Stochastic mathematical models are an essential tool for interpreting biological phenomena. This is particularly the case for finer-scale observations occurring at the level of single cells, where coarse-scale deterministic trends can obscure the inherently discrete nature of the reactions involved. As experimental techniques for obtaining single-cell transcriptomic data have improved, a fundamental question that often remains overlooked is whether or not a stochastic model can be confidently fit to the available data.

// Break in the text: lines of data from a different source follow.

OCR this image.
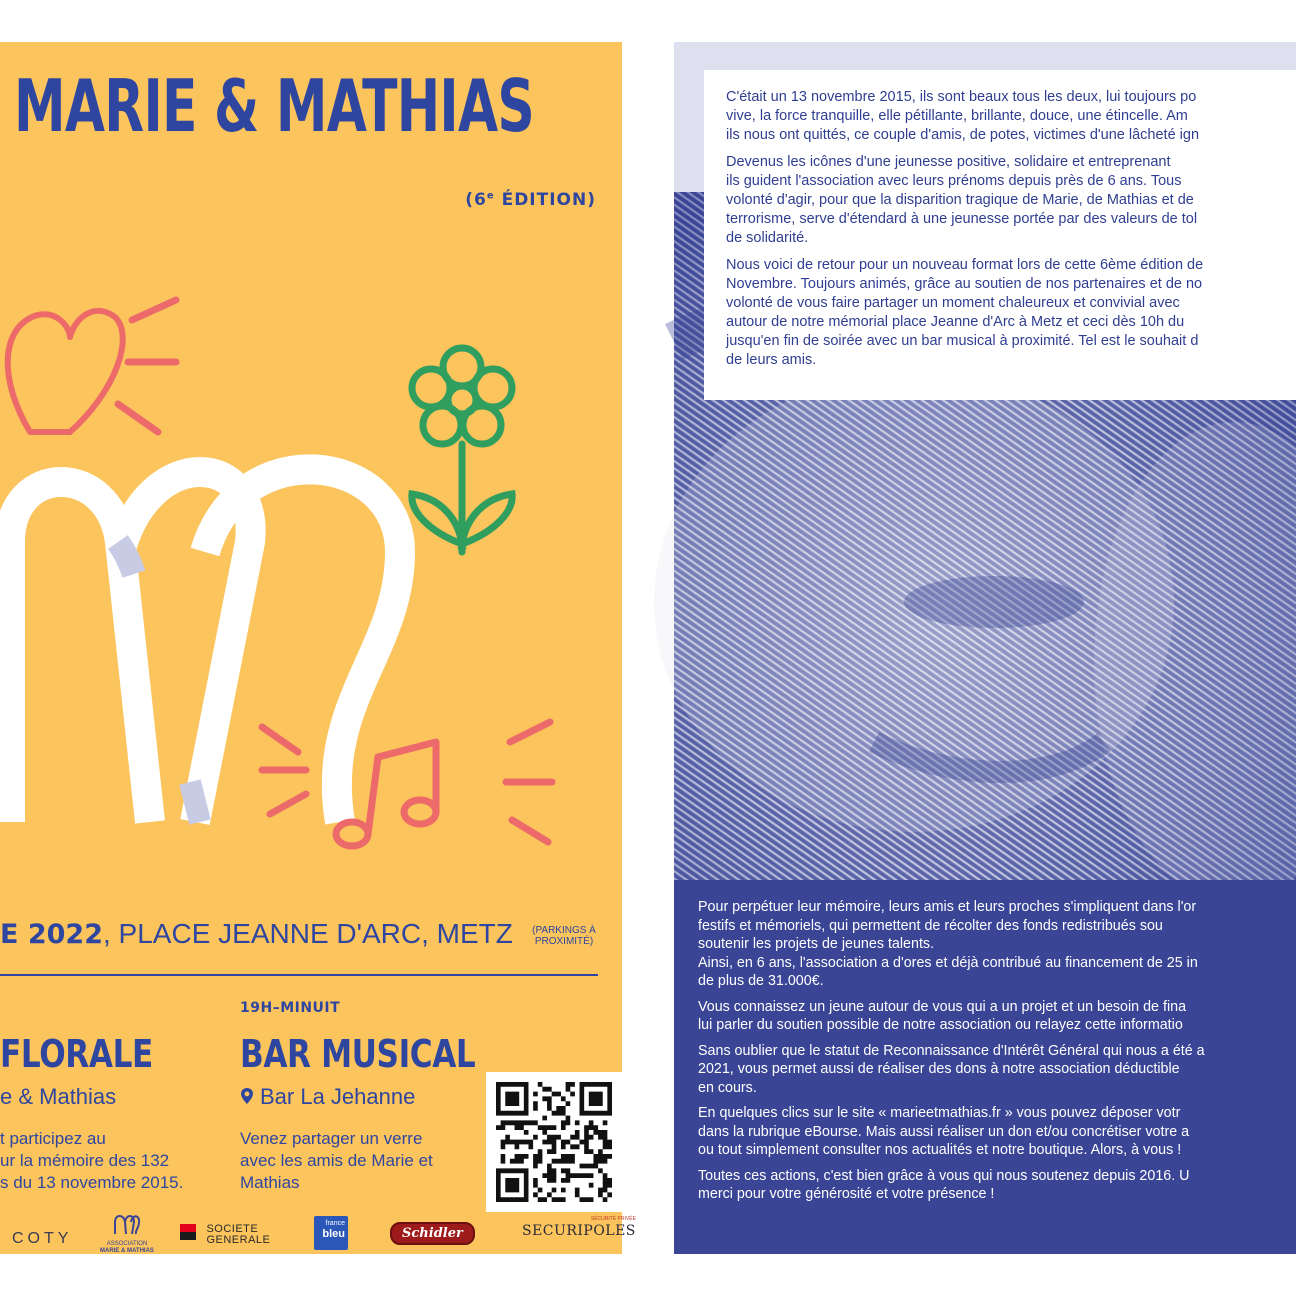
MARIE & MATHIAS
(6e ÉDITION)
E 2022, PLACE JEANNE D'ARC, METZ	(PARKINGS À
PROXIMITÉ)
FLORALE
e & Mathias
t participez au
ur la mémoire des 132
s du 13 novembre 2015.
19H–MINUIT
BAR MUSICAL
Bar La Jehanne
Venez partager un verre
avec les amis de Marie et
Mathias
COTY	ASSOCIATION
MARIE & MATHIAS
SOCIETE
GENERALE
france
bleu	Schidler
SÉCURITÉ PRIVÉE
SECURIPOLES

C'était un 13 novembre 2015, ils sont beaux tous les deux, lui toujours po
vive, la force tranquille, elle pétillante, brillante, douce, une étincelle. Am
ils nous ont quittés, ce couple d'amis, de potes, victimes d'une lâcheté ign

Devenus les icônes d'une jeunesse positive, solidaire et entreprenant
ils guident l'association avec leurs prénoms depuis près de 6 ans. Tous
volonté d'agir, pour que la disparition tragique de Marie, de Mathias et de
terrorisme, serve d'étendard à une jeunesse portée par des valeurs de tol
de solidarité.

Nous voici de retour pour un nouveau format lors de cette 6ème édition de
Novembre. Toujours animés, grâce au soutien de nos partenaires et de no
volonté de vous faire partager un moment chaleureux et convivial avec
autour de notre mémorial place Jeanne d'Arc à Metz et ceci dès 10h du
jusqu'en fin de soirée avec un bar musical à proximité. Tel est le souhait d
de leurs amis.

Pour perpétuer leur mémoire, leurs amis et leurs proches s'impliquent dans l'or
festifs et mémoriels, qui permettent de récolter des fonds redistribués sou
soutenir les projets de jeunes talents.
Ainsi, en 6 ans, l'association a d'ores et déjà contribué au financement de 25 in
de plus de 31.000€.

Vous connaissez un jeune autour de vous qui a un projet et un besoin de fina
lui parler du soutien possible de notre association ou relayez cette informatio

Sans oublier que le statut de Reconnaissance d'Intérêt Général qui nous a été a
2021, vous permet aussi de réaliser des dons à notre association déductible
en cours.

En quelques clics sur le site « marieetmathias.fr » vous pouvez déposer votr
dans la rubrique eBourse. Mais aussi réaliser un don et/ou concrétiser votre a
ou tout simplement consulter nos actualités et notre boutique. Alors, à vous !

Toutes ces actions, c'est bien grâce à vous qui nous soutenez depuis 2016. U
merci pour votre générosité et votre présence !
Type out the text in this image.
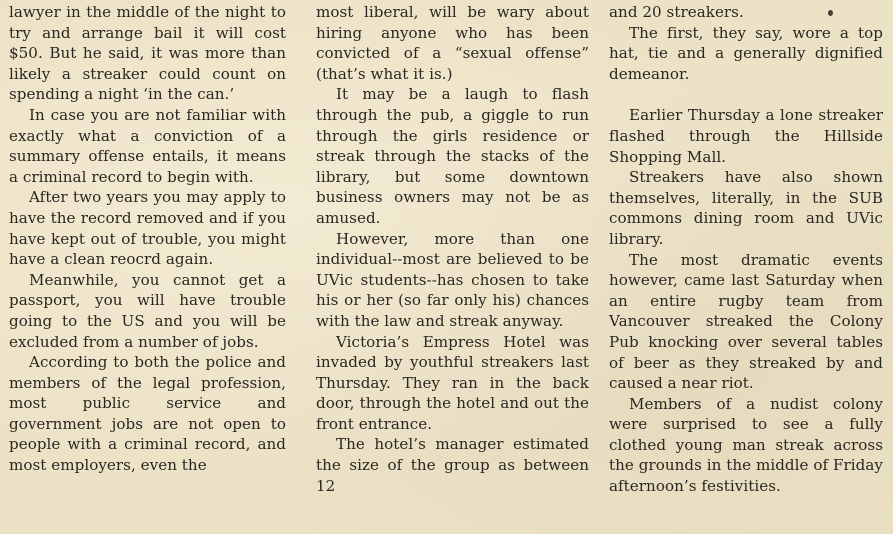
lawyer in the middle of the night to try and arrange bail it will cost $50. But he said, it was more than likely a streaker could count on spending a night ‘in the can.’

In case you are not familiar with exactly what a conviction of a summary offense entails, it means a criminal record to begin with.

After two years you may apply to have the record removed and if you have kept out of trouble, you might have a clean reocrd again.

Meanwhile, you cannot get a passport, you will have trouble going to the US and you will be excluded from a number of jobs.

According to both the police and members of the legal profession, most public service and government jobs are not open to people with a criminal record, and most employers, even the

most liberal, will be wary about hiring anyone who has been convicted of a “sexual offense” (that’s what it is.)

It may be a laugh to flash through the pub, a giggle to run through the girls residence or streak through the stacks of the library, but some downtown business owners may not be as amused.

However, more than one individual--most are believed to be UVic students--has chosen to take his or her (so far only his) chances with the law and streak anyway.

Victoria’s Empress Hotel was invaded by youthful streakers last Thursday. They ran in the back door, through the hotel and out the front entrance.

The hotel’s manager estimated the size of the group as between 12

and 20 streakers.

The first, they say, wore a top hat, tie and a generally dignified demeanor.

Earlier Thursday a lone streaker flashed through the Hillside Shopping Mall.

Streakers have also shown themselves, literally, in the SUB commons dining room and UVic library.

The most dramatic events however, came last Saturday when an entire rugby team from Vancouver streaked the Colony Pub knocking over several tables of beer as they streaked by and caused a near riot.

Members of a nudist colony were surprised to see a fully clothed young man streak across the grounds in the middle of Friday afternoon’s festivities.
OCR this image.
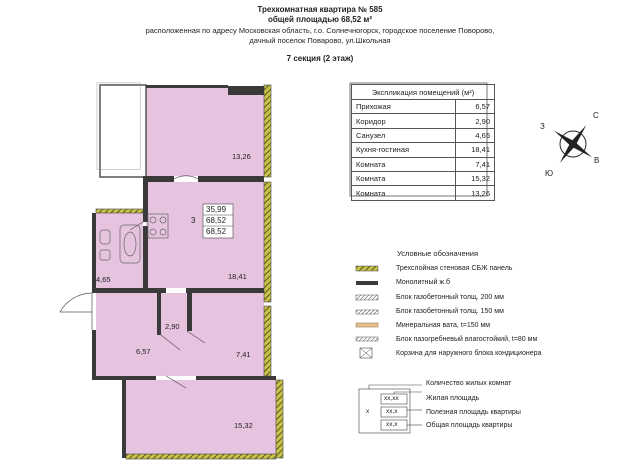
Трехкомнатная квартира № 585
общей площадью 68,52 м²
расположенная по адресу Московская область, г.о. Солнечногорск, городское поселение Поворово,
дачный поселок Поварово, ул.Школьная
7 секция (2 этаж)
13,26
18,41
4,65
2,90
6,57	7,41
15,32
3
35,99
68,52
68,52
Экспликация помещений (м²)	
Прихожая	6,57
Коридор	2,90
Санузел	4,65
Кухня-гостиная	18,41
Комната	7,41
Комната	15,32
Комната	13,26
С
Ю
В
З
Условные обозначения
Трехслойная стеновая СБЖ панель
Монолитный ж.б
Блок газобетонный толщ. 200 мм
Блок газобетонный толщ. 150 мм
Минеральная вата, t=150 мм
Блок пазогребневый влагостойкий, t=80 мм
Корзина для наружного блока кондиционера
x
xx,xx
xx,x
xx,x
Количество жилых комнат
Жилая площадь
Полезная площадь квартиры
Общая площадь квартиры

In this talk, we will use simple stochastic models to illustrate some of the limitations to inferring the underlying regulatory dynamics of a noisy system from experimental data. More specifically, we show that naïve inference from steady state distributions is insufficient for making definitive conclusions of the underlying dynamics of the typical distribution of cell states.
Dr Lucy Ham
Postdoctoral Research Fellow, The University of Melbourne
Dr. Lucy Ham received a Ph.D. in pure mathematics in 2017 at La Trobe University, under the mentorship of Professor Brian Davey and Associate Professor Tomasz Kowalski. Her Ph.D. research was in the mathematics underlying the theory of computing, with a focus on universal algebraic approaches to classifying the computational complexity of constraint problems.
Dr Ham joined the Theoretical Systems Biology Group at the University of Melbourne as a postdoctoral researcher in 2018. Her research interests are in the development of mathematical and statistical approaches for the analysis of complex biological processes. She has particular expertise in the creation of stochastic models for understanding both the development and regulation of cells.